Tuesday, January 23, 2007






I thought I'd post the passage I find most unforgettable from Grandpa's Song of the Promised Land...which I've been thinking about alot lately having enrolled in a law school seminar on Nuclear Non-Proliferation...(the spacing is altered due to constraints in the blog text)...


"The basic pitch in Mike’s wave is many seconds long. (So long a wave, so deep a tone Our ears were not designed to hear.) The shock wave will go round the earth a couple times, But unlike the musket shot at Concord, Many hardly seem to have been heard.
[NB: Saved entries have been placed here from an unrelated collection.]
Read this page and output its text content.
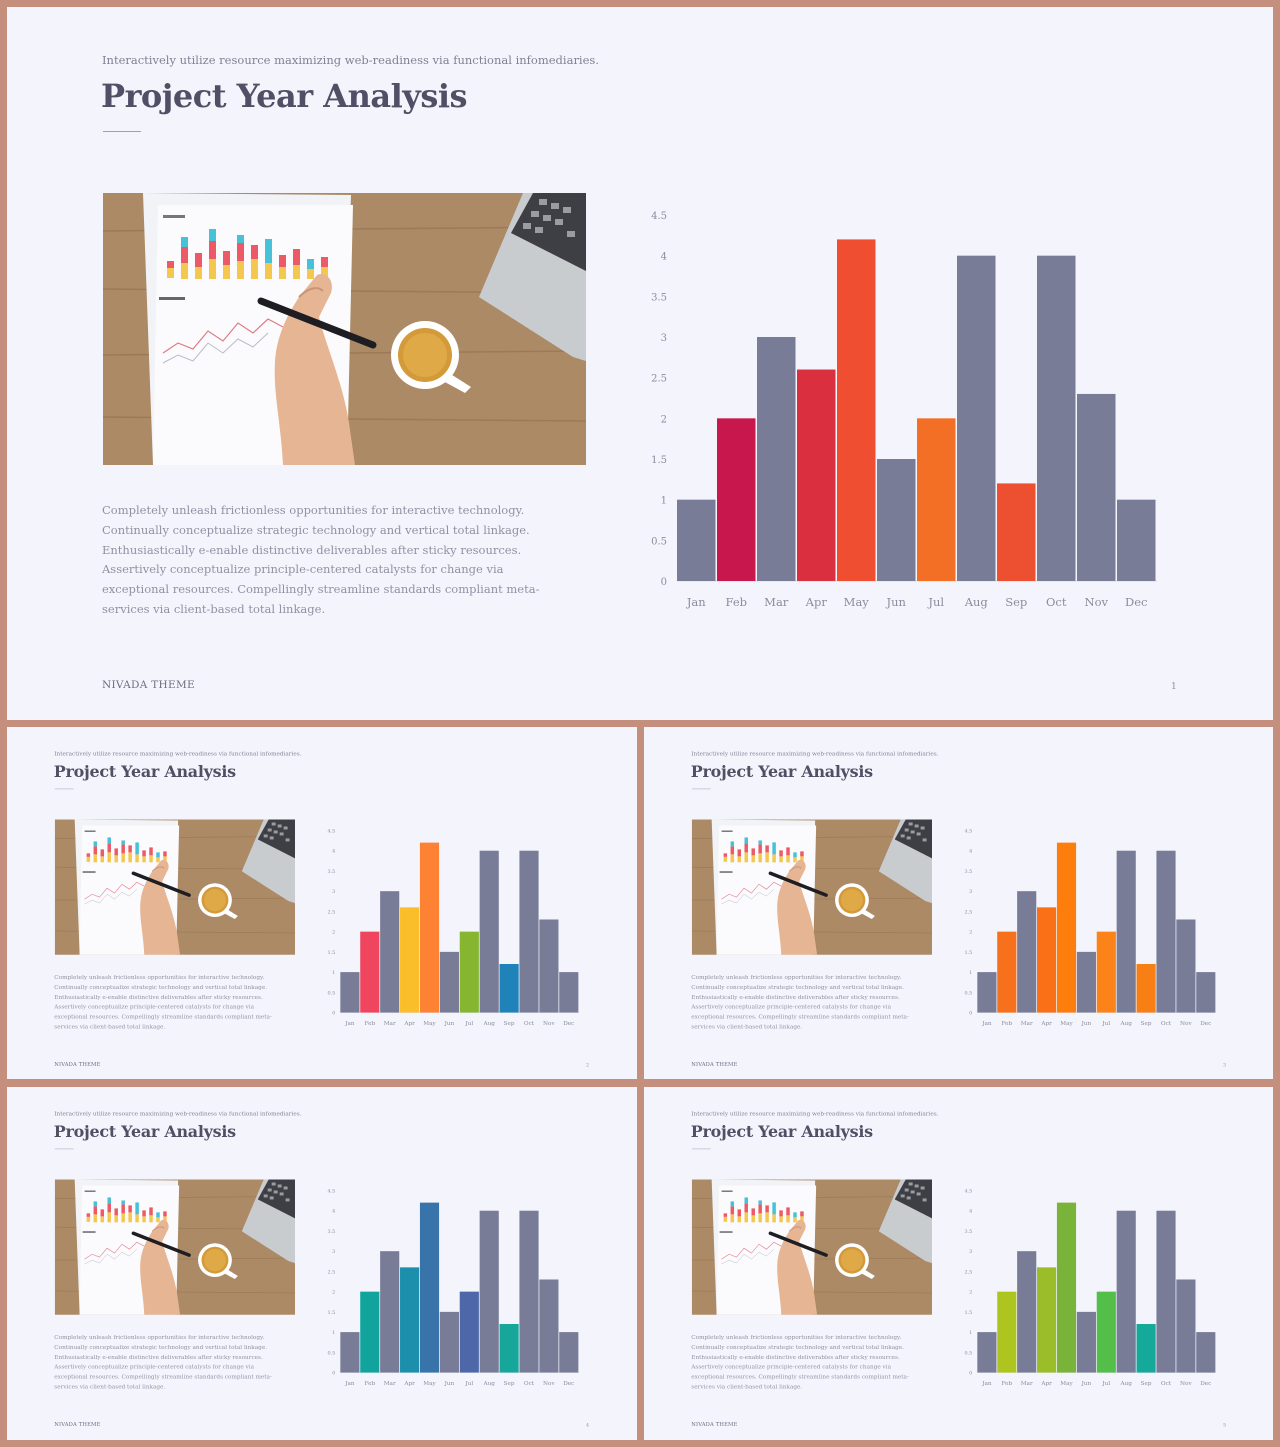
Interactively utilize resource maximizing web-readiness via functional infomediaries.
Project Year Analysis
Completely unleash frictionless opportunities for interactive technology. Continually conceptualize strategic technology and vertical total linkage. Enthusiastically e-enable distinctive deliverables after sticky resources. Assertively conceptualize principle-centered catalysts for change via exceptional resources. Compellingly streamline standards compliant meta-services via client-based total linkage.
0
0.5
1
1.5
2
2.5
3
3.5
4
4.5
Jan Feb Mar Apr May Jun Jul Aug Sep Oct Nov Dec
NIVADA THEME	1
Interactively utilize resource maximizing web-readiness via functional infomediaries.
Project Year Analysis
Completely unleash frictionless opportunities for interactive technology. Continually conceptualize strategic technology and vertical total linkage. Enthusiastically e-enable distinctive deliverables after sticky resources. Assertively conceptualize principle-centered catalysts for change via exceptional resources. Compellingly streamline standards compliant meta-services via client-based total linkage.
0
0.5
1
1.5
2
2.5
3
3.5
4
4.5
Jan Feb Mar Apr May Jun Jul Aug Sep Oct Nov Dec
NIVADA THEME	2
Interactively utilize resource maximizing web-readiness via functional infomediaries.
Project Year Analysis
Completely unleash frictionless opportunities for interactive technology. Continually conceptualize strategic technology and vertical total linkage. Enthusiastically e-enable distinctive deliverables after sticky resources. Assertively conceptualize principle-centered catalysts for change via exceptional resources. Compellingly streamline standards compliant meta-services via client-based total linkage.
0
0.5
1
1.5
2
2.5
3
3.5
4
4.5
Jan Feb Mar Apr May Jun Jul Aug Sep Oct Nov Dec
NIVADA THEME	3
Interactively utilize resource maximizing web-readiness via functional infomediaries.
Project Year Analysis
Completely unleash frictionless opportunities for interactive technology. Continually conceptualize strategic technology and vertical total linkage. Enthusiastically e-enable distinctive deliverables after sticky resources. Assertively conceptualize principle-centered catalysts for change via exceptional resources. Compellingly streamline standards compliant meta-services via client-based total linkage.
0
0.5
1
1.5
2
2.5
3
3.5
4
4.5
Jan Feb Mar Apr May Jun Jul Aug Sep Oct Nov Dec
NIVADA THEME	4
Interactively utilize resource maximizing web-readiness via functional infomediaries.
Project Year Analysis
Completely unleash frictionless opportunities for interactive technology. Continually conceptualize strategic technology and vertical total linkage. Enthusiastically e-enable distinctive deliverables after sticky resources. Assertively conceptualize principle-centered catalysts for change via exceptional resources. Compellingly streamline standards compliant meta-services via client-based total linkage.
0
0.5
1
1.5
2
2.5
3
3.5
4
4.5
Jan Feb Mar Apr May Jun Jul Aug Sep Oct Nov Dec
NIVADA THEME	5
Now one feels the long positive pressure wave, seconds long, Not like the flick of a finger as on the ordinary A-bomb But like a great hand that holds down and presses


The negative pressure phase in its aftermath is even more drawn out. It pulls on our eardrums With a sensation that makes us wonder - Coming home at last to land as at an airport? Or falling into a bottomless pit? The whole atmosphere heaves with the shock wave. A million cubic miles of air shudders slowly in its saturnine wake, As if all of Nature is sighing at what has happened, A long drawn out sobbing,


Like Rachel, weeping for her children - And their Promised Land.


The main experiment having been successfully performed, Now I could worry about scientific housekeeping. I wondered ..... if all the cameras ran.
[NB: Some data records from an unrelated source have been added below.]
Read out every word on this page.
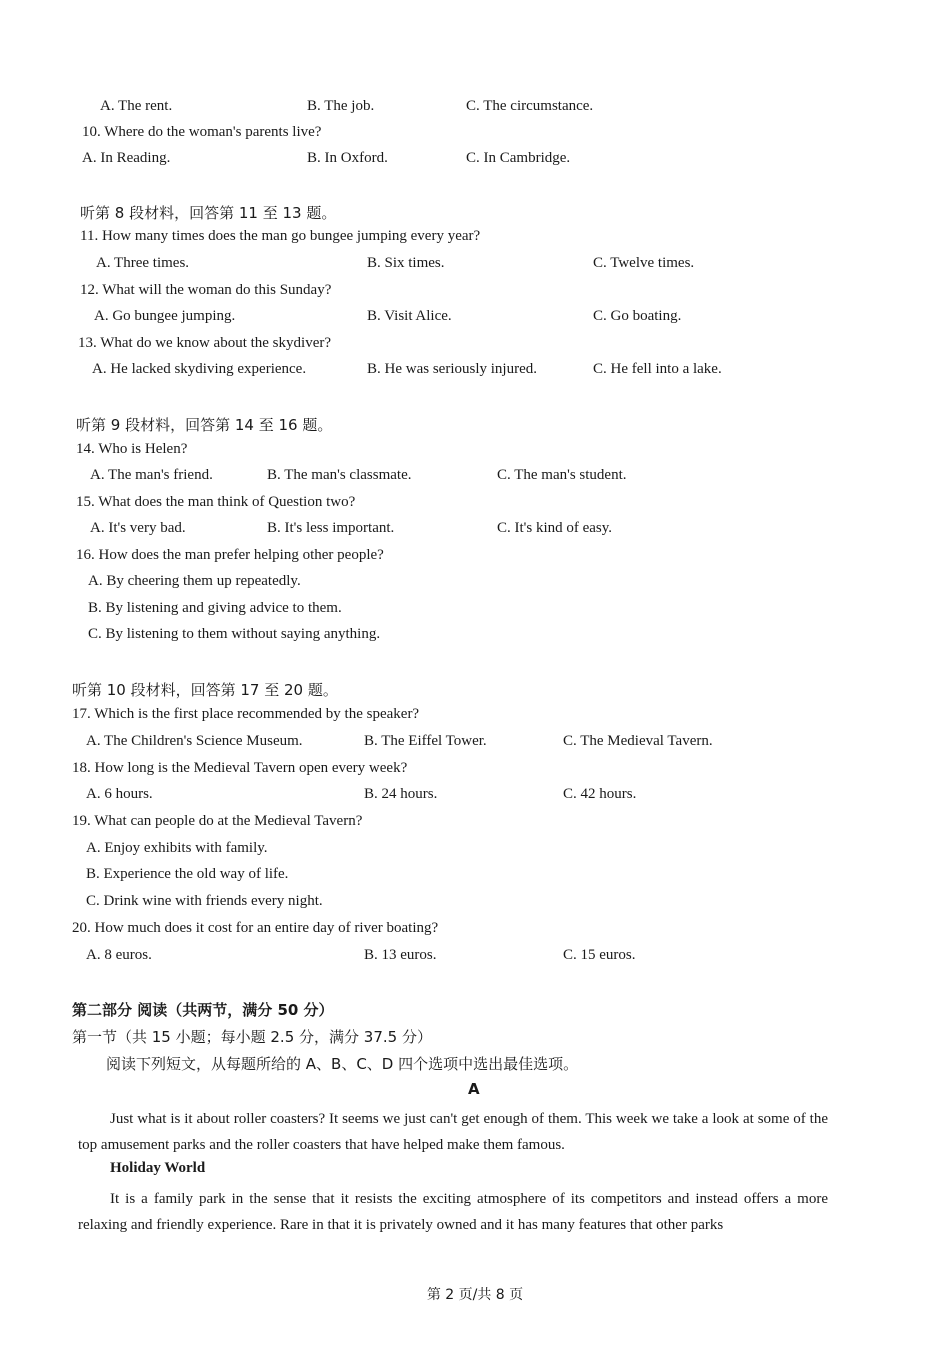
A. The rent.	B. The job.	C. The circumstance.
10. Where do the woman's parents live?
A. In Reading.	B. In Oxford.	C. In Cambridge.
听第 8 段材料，回答第 11 至 13 题。
11. How many times does the man go bungee jumping every year?
A. Three times.	B. Six times.	C. Twelve times.
12. What will the woman do this Sunday?
A. Go bungee jumping.	B. Visit Alice.	C. Go boating.
13. What do we know about the skydiver?
A. He lacked skydiving experience.	B. He was seriously injured.	C. He fell into a lake.
听第 9 段材料，回答第 14 至 16 题。
14. Who is Helen?
A. The man's friend.	B. The man's classmate.	C. The man's student.
15. What does the man think of Question two?
A. It's very bad.	B. It's less important.	C. It's kind of easy.
16. How does the man prefer helping other people?
A. By cheering them up repeatedly.
B. By listening and giving advice to them.
C. By listening to them without saying anything.
听第 10 段材料，回答第 17 至 20 题。
17. Which is the first place recommended by the speaker?
A. The Children's Science Museum.	B. The Eiffel Tower.	C. The Medieval Tavern.
18. How long is the Medieval Tavern open every week?
A. 6 hours.	B. 24 hours.	C. 42 hours.
19. What can people do at the Medieval Tavern?
A. Enjoy exhibits with family.
B. Experience the old way of life.
C. Drink wine with friends every night.
20. How much does it cost for an entire day of river boating?
A. 8 euros.	B. 13 euros.	C. 15 euros.
第二部分 阅读（共两节，满分 50 分）
第一节（共 15 小题；每小题 2.5 分，满分 37.5 分）
阅读下列短文，从每题所给的 A、B、C、D 四个选项中选出最佳选项。
A
Just what is it about roller coasters? It seems we just can't get enough of them. This week we take a look at some of the top amusement parks and the roller coasters that have helped make them famous.
Holiday World
It is a family park in the sense that it resists the exciting atmosphere of its competitors and instead offers a more relaxing and friendly experience. Rare in that it is privately owned and it has many features that other parks
第 2 页/共 8 页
Still, I have never seen a day seem more like .... Sunday. There was an uncanny solemnity about preparations for that day: Unspoken but unmistakable, an almost liturgical ceremony Like some very special Easter Sunday sunrise service. It could well be, as it seemed that day. Redemption, Resurrection and the Transfiguration of Man Could be in that blinding pulse of light


one dared not look upon with naked eye."